At 20 minutes: You should have core classes defined and one method fully implemented.

At 35 minutes: You should have 2-3 key methods working and be ready to discuss trade-offs.

At 40 minutes: Stop adding features. Clean up code, add comments, prepare to explain.

Pro tip: If running behind, tell the interviewer: “I’m going to focus on finishing park_vehicle() completely rather than starting remove_vehicle() partially. Is that okay?” This shows time management awareness.

5. Narrate Your Decisions

As you code, explain your choices:

  • “I’m using a dictionary here for O(1) lookup by ticket ID.”
  • “I’m returning None to indicate failure rather than throwing an exception because…”
  • “I’m storing a reference to the user in the book so we can track who borrowed it.”

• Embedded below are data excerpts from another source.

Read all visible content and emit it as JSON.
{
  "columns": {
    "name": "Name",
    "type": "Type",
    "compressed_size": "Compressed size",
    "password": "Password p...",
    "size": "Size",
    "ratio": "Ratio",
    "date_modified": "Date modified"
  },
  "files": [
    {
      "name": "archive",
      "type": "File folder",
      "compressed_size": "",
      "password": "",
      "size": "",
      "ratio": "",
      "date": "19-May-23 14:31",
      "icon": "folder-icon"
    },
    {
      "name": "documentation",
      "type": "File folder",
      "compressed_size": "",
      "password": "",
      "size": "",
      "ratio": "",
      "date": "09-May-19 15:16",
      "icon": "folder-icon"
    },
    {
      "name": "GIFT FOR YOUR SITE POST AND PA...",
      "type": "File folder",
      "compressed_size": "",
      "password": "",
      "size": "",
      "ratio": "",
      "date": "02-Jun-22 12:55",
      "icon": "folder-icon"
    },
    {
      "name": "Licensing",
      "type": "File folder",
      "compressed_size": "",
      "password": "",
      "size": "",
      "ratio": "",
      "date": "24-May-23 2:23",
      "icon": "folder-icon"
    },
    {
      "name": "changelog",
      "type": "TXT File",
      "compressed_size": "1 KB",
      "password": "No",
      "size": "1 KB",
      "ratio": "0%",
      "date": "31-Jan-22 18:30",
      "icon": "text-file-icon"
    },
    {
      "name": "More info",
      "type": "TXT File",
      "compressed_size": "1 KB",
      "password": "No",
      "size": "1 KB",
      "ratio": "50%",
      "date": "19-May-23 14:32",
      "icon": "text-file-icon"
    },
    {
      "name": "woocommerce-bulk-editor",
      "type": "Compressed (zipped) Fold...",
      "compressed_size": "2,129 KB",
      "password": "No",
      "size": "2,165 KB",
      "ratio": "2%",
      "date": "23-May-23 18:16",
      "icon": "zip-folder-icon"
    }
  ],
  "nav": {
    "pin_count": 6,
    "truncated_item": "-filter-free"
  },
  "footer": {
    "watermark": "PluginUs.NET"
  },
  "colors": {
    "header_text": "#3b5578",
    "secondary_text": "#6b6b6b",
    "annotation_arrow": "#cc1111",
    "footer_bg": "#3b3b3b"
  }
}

Why this works: Interviewers can’t read your mind. Narration shows your thought process and invites feedback.

6. Know When to Stub

It’s okay to say: “The calculate_fee() method would compute pricing based on duration, but for now I’ll stub it out and focus on the parking logic.”

def calculate_fee(self, ticket: Ticket) -> float:
    """Calculate parking fee. Stub for now."""
    return 10.0  # Placeholder

This shows you understand scope management.

7. Prepare for Follow-Up Questions

After implementing core components, interviewers often ask:

  • “How would you handle concurrency?” (Answer: Add locks, use thread-safe data structures)
  • “How would you persist this data?” (Answer: Add a database layer, serialize to JSON)
  • “How would you scale this?” (Answer: Distribute spots across servers, use message queues)

Have high-level answers ready. You don’t need to implement these, but show you’ve thought about them.

Key Takeaways

  • Prioritize ruthlessly: Implement core domain classes and critical operations first. Everything else is secondary.
  • One complete flow beats many incomplete pieces: Get park_vehicle() working end-to-end before starting remove_vehicle().
  • Write real code for key methods: Pseudo-code is acceptable for helpers, but core operations must be actual, working code.
  • Test incrementally: After each method, write a quick test to verify it works. Catch bugs early.
  • Communicate your plan: Tell the interviewer what you’re implementing and why. Adjust based on their feedback.